I am using elasticsearch-py for elasticsearch operation.

I am trying for elasticsearch.helpers.bulk to create or update multiple records.

from elasticsearch import Elasticsearch
from elasticsearch import helpers
es = Elasticsearch()

data = [
    {
        "_index": "customer",
        "_type": "external",
        "_op_type": "create",
        "_id": 3,
        "doc" : {"name": "test"}
    },
    {
        "_index": "customer",
        "_type": "external",
        "_op_type": "create",
        "_id": 4,
        "doc" : {"name": "test"}
    },
    {
        "_index": "customer",
        "_type": "external",
        "_op_type": "create",
        "_id": 5,
        "doc" : {"name": "test"}
    },
    {
        "_index": "customer",
        "_type": "external",
        "_op_type": "create",
        "_id": 6,
        "doc" : {"name": "test"}
    },
]


print helpers.bulk(es, data)

Is there any way to perform this operation?

Now we can give only _op_type as create or update. If we give update and record is not exist, then it will raise error.
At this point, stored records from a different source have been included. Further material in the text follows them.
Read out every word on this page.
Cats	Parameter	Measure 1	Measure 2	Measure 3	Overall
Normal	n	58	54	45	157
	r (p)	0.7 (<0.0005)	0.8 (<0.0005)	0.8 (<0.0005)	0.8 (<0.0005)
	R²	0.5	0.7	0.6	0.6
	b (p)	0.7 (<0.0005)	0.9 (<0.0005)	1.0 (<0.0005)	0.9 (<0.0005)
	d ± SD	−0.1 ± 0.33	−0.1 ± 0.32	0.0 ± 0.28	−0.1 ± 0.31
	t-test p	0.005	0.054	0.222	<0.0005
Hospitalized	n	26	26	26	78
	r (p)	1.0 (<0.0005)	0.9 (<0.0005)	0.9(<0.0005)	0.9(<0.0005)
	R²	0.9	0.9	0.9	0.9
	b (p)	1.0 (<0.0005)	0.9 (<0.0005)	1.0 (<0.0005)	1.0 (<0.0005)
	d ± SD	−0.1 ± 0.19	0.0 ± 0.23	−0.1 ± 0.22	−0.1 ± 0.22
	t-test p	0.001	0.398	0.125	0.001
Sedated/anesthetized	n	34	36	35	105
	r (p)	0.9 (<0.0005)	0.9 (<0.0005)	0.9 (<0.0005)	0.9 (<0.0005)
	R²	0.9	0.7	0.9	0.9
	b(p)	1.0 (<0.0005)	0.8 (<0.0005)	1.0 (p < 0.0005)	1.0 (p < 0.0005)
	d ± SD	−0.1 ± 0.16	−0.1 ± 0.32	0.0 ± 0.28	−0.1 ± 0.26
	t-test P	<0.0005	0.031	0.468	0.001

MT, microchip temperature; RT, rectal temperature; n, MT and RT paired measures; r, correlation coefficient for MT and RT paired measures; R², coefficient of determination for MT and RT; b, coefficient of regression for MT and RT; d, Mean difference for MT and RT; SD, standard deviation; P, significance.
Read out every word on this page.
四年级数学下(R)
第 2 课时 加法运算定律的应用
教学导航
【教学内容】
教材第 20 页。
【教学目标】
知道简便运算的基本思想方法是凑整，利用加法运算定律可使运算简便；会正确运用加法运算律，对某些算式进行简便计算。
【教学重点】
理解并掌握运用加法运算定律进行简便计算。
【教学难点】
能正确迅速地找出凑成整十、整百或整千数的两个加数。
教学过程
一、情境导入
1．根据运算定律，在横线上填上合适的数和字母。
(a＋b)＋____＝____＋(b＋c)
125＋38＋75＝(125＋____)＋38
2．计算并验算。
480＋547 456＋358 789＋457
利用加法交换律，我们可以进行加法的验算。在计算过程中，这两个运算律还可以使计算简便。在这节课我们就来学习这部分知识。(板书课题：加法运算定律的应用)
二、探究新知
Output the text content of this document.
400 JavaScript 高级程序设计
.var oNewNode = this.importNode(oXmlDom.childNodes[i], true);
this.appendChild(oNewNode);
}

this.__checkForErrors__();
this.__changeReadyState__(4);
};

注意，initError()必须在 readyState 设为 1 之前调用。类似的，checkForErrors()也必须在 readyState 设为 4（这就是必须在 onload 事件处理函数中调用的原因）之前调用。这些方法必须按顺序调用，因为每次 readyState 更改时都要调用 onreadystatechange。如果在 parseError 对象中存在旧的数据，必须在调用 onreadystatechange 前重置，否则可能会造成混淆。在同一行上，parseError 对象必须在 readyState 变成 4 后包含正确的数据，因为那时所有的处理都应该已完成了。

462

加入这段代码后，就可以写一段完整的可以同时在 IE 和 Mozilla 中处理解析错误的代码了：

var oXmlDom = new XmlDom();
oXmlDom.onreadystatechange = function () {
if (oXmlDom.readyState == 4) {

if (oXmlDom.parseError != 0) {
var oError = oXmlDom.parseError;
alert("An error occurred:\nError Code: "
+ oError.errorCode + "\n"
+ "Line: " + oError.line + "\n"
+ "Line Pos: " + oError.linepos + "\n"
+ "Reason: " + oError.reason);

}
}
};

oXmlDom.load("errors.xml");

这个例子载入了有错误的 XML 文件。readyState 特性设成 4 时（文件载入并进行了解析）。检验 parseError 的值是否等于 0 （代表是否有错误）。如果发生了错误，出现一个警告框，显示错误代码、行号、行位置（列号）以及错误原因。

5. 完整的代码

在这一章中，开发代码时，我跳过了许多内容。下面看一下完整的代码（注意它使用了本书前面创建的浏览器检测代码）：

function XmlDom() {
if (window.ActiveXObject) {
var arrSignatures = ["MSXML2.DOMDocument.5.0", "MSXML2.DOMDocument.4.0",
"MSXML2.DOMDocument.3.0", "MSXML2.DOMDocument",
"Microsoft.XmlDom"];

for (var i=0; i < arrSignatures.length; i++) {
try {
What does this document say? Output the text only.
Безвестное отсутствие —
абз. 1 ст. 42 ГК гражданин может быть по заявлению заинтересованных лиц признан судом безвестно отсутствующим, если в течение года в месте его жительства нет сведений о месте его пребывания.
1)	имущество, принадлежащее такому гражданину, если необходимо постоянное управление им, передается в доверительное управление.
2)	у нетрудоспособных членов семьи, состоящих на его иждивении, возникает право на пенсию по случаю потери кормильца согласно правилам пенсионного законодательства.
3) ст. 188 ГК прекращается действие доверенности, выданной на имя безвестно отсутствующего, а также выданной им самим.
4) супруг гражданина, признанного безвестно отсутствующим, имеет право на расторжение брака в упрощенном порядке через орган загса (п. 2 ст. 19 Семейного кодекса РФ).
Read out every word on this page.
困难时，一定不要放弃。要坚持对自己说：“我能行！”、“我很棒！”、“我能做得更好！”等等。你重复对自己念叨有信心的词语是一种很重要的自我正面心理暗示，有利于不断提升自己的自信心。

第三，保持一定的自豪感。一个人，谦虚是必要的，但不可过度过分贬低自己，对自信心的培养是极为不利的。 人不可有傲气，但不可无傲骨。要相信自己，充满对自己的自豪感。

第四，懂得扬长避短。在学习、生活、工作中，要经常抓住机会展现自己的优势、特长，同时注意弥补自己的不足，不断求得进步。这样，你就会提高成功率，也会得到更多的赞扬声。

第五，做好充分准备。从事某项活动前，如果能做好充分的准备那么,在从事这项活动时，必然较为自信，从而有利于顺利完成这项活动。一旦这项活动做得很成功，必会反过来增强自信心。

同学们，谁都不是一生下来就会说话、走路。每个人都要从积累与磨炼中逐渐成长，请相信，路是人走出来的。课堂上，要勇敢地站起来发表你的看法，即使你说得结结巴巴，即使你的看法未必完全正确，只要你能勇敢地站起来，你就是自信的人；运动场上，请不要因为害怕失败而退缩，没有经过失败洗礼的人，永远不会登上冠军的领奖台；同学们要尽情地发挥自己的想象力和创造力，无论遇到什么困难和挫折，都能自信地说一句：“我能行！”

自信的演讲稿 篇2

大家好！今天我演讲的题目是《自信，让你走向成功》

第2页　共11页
Traceback (most recent call last):
  File "/tmp/test.py", line 37, in <module>
    print helpers.bulk(es, data)
  File "/local/lib/python2.7/site-packages/elasticsearch/helpers/__init__.py", line 182, in bulk
    for ok, item in streaming_bulk(client, actions, **kwargs):
  File "/local/lib/python2.7/site-packages/elasticsearch/helpers/__init__.py", line 155, in streaming_bulk
    raise BulkIndexError('%i document(s) failed to index.' % len(errors), errors)
elasticsearch.helpers.BulkIndexError: ('4 document(s) failed to index.', [{u'update': {u'status': 404, u'_type': u'external', u'_id': u'3', u'error': u'DocumentMissingException[[customer][-1] [external][3]: document missing]', u'_index': u'customer'}}, {u'update': {u'status': 404, u'_type': u'external', u'_id': u'4', u'error': u'DocumentMissingException[[customer][-1] [external][4]: document missing]', u'_index': u'customer'}}, {u'update': {u'status': 404, u'_type': u'external', u'_id': u'5', u'error': u'DocumentMissingException[[customer][-1] [external][5]: document missing]', u'_index': u'customer'}}, {u'update': {u'status': 404, u'_type': u'external', u'_id': u'6', u'error': u'DocumentMissingException[[customer][-1] [external][6]: document missing]', u'_index': u'customer'}}])

Solution

  • According to the _bulk endpoint documentation, you can and should use the index action for this, provided your documents always have the same identifiers.

    create is useful when creating documents the first time, and update is more meant for doing partial and/or scripted updates.

    You can also not specify any _op_type at all and index will be taken by default.